Chicken Noodle Soup III
You can never have too many main course recipes, so give Chicken Noodle Soup III a try. Watching your figure? This dairy free recipe has 340 calories, 24g of protein, and 13g of fat per serving. This recipe covers 21% of your daily requirements of vitamins and minerals. This recipe serves 6. It will be a hit at your Autumn event. A mixture of bean sprouts, egg noodles, vegetable oil, and a handful of other ingredients are all it takes to make this recipe so tasty. From preparation to the plate, this recipe takes around 30 minutes.
Instructions
In a small skillet over medium heat, cook shallots in oil until brown and fragrant.

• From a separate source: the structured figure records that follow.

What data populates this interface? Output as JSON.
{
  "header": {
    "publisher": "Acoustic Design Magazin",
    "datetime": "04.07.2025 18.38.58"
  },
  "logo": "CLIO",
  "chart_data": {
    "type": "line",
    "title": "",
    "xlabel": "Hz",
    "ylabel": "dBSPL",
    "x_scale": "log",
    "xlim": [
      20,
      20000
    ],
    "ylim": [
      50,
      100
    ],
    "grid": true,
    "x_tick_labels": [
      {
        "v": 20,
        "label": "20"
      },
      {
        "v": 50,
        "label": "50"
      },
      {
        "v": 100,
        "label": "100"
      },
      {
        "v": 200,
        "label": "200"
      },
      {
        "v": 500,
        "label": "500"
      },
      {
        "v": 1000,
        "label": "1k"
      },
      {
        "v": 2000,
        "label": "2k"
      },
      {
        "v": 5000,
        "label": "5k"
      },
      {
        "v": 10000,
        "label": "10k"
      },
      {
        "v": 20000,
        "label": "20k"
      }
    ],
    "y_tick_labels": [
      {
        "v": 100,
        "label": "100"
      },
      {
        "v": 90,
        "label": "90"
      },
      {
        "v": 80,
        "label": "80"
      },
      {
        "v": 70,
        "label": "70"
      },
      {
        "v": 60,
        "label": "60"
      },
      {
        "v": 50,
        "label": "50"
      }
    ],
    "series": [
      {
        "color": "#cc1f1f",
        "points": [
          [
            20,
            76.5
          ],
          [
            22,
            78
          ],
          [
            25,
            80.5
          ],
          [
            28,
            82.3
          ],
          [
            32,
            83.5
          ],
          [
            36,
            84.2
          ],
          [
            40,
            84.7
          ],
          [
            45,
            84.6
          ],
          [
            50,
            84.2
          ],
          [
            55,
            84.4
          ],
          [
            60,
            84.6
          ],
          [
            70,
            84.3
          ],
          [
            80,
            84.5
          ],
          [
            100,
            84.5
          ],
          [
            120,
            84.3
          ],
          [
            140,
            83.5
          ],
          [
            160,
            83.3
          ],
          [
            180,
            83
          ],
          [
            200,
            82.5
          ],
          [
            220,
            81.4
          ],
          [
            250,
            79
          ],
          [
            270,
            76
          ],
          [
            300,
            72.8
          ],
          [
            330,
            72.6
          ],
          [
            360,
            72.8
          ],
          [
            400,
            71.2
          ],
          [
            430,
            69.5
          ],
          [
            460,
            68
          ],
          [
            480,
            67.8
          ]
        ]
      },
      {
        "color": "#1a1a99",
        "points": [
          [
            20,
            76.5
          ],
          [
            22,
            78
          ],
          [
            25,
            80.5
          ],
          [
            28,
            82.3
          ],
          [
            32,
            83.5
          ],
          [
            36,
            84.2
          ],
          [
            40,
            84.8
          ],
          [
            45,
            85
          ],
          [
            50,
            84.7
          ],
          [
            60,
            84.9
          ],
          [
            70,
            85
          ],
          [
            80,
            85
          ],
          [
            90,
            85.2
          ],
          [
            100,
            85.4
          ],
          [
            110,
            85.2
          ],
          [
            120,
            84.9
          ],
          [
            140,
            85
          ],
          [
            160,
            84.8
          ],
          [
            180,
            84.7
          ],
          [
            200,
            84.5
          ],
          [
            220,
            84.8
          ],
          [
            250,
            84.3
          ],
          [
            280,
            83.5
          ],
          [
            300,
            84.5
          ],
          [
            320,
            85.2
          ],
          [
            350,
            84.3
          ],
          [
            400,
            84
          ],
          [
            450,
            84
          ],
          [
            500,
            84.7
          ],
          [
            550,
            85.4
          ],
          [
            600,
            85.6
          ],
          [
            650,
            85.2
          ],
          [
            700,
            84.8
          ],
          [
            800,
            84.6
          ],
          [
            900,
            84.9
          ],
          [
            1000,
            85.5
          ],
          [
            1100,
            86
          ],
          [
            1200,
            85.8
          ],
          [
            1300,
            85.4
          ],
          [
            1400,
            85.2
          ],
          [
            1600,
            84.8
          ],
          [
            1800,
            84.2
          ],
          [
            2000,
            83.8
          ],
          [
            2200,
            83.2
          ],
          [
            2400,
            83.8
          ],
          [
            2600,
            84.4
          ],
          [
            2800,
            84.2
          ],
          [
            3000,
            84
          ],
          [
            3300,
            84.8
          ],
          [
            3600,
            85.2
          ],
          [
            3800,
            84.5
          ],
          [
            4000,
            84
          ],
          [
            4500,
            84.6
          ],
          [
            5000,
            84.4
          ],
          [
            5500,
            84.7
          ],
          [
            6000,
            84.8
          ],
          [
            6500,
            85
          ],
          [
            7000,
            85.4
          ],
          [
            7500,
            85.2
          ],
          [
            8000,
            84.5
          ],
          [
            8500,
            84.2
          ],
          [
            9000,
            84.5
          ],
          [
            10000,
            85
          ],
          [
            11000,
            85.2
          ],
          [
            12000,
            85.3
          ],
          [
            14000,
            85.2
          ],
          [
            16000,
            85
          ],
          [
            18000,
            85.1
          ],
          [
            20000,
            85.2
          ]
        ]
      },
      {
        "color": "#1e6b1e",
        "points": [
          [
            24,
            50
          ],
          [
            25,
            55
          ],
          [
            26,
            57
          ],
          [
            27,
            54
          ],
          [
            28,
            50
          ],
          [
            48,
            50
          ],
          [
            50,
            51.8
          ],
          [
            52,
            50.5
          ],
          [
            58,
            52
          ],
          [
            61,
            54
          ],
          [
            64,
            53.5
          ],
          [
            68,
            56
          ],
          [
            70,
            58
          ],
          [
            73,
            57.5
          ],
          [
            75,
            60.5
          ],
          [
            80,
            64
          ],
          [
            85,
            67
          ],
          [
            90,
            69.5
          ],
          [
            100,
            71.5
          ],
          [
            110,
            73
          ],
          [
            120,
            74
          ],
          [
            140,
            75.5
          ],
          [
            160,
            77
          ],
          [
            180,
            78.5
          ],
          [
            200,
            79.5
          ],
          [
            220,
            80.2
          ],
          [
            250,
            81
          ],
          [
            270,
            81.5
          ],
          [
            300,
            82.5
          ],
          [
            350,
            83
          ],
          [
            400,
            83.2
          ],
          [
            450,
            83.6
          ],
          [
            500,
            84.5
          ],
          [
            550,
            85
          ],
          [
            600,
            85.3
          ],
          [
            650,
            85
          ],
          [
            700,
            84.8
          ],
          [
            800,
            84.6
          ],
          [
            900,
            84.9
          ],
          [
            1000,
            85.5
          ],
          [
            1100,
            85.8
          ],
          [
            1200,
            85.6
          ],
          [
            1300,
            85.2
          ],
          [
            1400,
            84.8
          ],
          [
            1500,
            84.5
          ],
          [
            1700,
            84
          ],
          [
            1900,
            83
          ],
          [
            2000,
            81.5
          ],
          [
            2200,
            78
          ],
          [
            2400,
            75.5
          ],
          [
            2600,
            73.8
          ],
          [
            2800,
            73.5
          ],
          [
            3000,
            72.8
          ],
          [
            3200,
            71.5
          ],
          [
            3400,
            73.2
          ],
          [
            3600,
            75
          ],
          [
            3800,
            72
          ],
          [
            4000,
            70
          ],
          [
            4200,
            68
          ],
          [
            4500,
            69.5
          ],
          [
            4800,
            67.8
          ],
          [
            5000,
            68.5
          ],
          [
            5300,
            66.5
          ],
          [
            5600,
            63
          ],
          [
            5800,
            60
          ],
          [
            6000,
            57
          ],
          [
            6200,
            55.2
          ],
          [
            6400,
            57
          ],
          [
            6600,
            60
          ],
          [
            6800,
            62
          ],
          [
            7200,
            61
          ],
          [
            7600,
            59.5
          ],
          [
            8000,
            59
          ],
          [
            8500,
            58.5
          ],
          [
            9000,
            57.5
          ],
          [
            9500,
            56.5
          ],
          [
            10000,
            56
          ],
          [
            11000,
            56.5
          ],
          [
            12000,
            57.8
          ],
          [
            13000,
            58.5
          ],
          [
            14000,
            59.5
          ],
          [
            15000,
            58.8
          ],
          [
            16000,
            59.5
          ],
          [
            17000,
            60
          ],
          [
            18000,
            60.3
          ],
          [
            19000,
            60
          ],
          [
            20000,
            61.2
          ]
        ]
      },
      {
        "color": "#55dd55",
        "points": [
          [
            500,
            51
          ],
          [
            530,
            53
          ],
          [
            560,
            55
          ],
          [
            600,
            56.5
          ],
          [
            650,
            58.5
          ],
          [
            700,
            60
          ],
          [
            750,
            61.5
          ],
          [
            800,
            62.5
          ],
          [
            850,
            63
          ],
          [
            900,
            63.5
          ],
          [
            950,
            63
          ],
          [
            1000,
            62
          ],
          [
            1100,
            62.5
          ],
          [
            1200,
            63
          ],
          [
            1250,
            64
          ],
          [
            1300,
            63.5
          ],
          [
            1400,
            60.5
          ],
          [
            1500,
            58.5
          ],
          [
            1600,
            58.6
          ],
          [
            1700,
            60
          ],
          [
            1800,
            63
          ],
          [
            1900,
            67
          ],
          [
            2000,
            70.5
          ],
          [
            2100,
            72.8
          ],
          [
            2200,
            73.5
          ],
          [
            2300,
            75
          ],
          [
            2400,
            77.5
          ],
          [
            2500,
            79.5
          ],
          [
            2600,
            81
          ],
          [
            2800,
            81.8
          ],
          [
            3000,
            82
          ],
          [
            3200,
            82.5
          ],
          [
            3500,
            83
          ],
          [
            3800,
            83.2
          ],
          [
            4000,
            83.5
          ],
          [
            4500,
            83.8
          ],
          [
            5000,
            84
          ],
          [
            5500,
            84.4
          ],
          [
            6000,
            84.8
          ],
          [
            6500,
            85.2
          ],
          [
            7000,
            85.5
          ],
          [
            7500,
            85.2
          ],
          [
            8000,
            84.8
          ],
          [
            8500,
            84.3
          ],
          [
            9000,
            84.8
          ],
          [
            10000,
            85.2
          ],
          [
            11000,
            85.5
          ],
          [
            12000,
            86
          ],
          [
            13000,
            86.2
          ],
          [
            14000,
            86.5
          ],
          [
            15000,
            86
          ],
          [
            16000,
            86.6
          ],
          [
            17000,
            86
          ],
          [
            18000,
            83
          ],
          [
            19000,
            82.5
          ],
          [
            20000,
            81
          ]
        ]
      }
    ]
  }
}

Remove from heat and set aside.
Bring a large pot of water to a boil. Cook noodles in boiling water until just tender, 8 to 10 minutes; drain and rinse under cold water. Set aside.
Bring a small pot of water to a boil; have ready a bowl of ice water. Blanch bean sprouts by plunging them into boiling water for 1 minute, then into cold water.
In a large saucepan over medium heat, bring chicken broth to a simmer.
Divide noodles evenly between 6 bowls. Top with bean sprouts and shredded chicken.
Pour the heated broth into the bowls.
Drizzle with the shallot mixture and garnish with the green onion. Season with salt and pepper.